By the year 2047 the mean air temperature around the planet will shift completely out of the range seen in recent history. From that point on, even a cold year will be warmer than any warm year from 1860 to 2005 if nations continue to emit carbon dioxide the way they do now. And the new extreme temperatures—the new normal—will first occur not in the Arctic but in the tropics, where people, plants and wildlife are least equipped to adapt. That disquieting analysis comes from a massive new study led by Camilo Mora at the University of Hawaii at Mānoa, published today in Nature. (Scientific American is part of Nature Publishing Group.)
The report begins with the recognition that the annual mean global air temperature fluctuates from year to year, even though it has been climbing overall since the industrial revolution began. If the world does nothing new, then the temperature by 2047 will exceed even the highest annual temperature from 1860 to 2005. If the world aggressively cuts back on emissions, then the date at which the temperature fully departs from modern history will be delayed until 2069. Mora and his colleagues crunched data from 39 different climate models that feed two future scenarios: business as usual (leading to the 2049 date) and aggressive mitigation (the 2069 date). The same two scenarios are cornerstones of the new climate assessment released two weeks ago by the International Panel on Climate Change.
Departure date for near-surface air temperature
Mora’s team also ran the exercise for six other variables: sea-surface water temperature, evaporation, heat flux, ocean pH, precipitation and transpiration (moisture emitted by plants). They then generated a map for each variable showing when the date of departure occurs for all places around the world (see above and below).
Departure date sea-surface water temperature
The surprising revelation is that “the earliest and most extreme effects will happen in the tropics,” Mora says, and not in the Arctic, where so much concern is focused. That’s because the natural variation in air and ocean temperatures and other climate-related variables in the tropics is very small, so only relatively minor changes will push these conditions out of bounds. As a result, Mora says, tropical plants and animals will be stressed the most, because species accustomed to living within such narrow fluctuations will not be able to adapt quickly enough to such unprecedented and rapid climate changes. More of the world’s species live in the tropics than anywhere else, so global biodiversity will be hit hard.

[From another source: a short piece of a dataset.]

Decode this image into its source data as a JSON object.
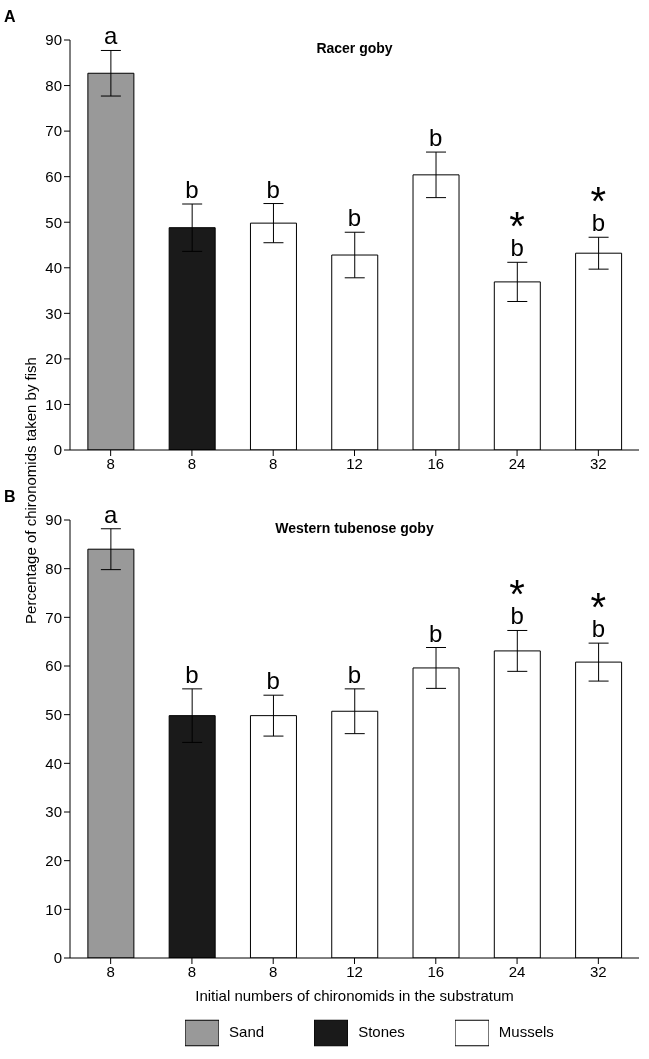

Many of the world’s low-income nations are also located at tropical latitudes, and they are likely to struggle to adapt to the new extreme climate. As the paper concludes: “This suggests that any progress to decrease the rate of ongoing climate change will require a bigger commitment from developed countries to decrease their emissions but will also require more extensive funding of social and conservation programs in developing countries to minimize the impacts of climate change.”
One question for policy makers is whether the years 2047 and 2069 are firm transition points. After all, those departure dates are compared with only a 145-year period, from 1860 to 2005. Mora says the uncertainty of the calculations for 2047 is plus or minus three years and for 2069 is about four years. To add further rigor Mora’s team ran the same analysis against the last 1,000 years of global temperatures and found that each of the two temperature departure dates only increases by two years. The reason, Mora says, is that in 145 years “you pick up enough extremes to give a reliable long-term curve.”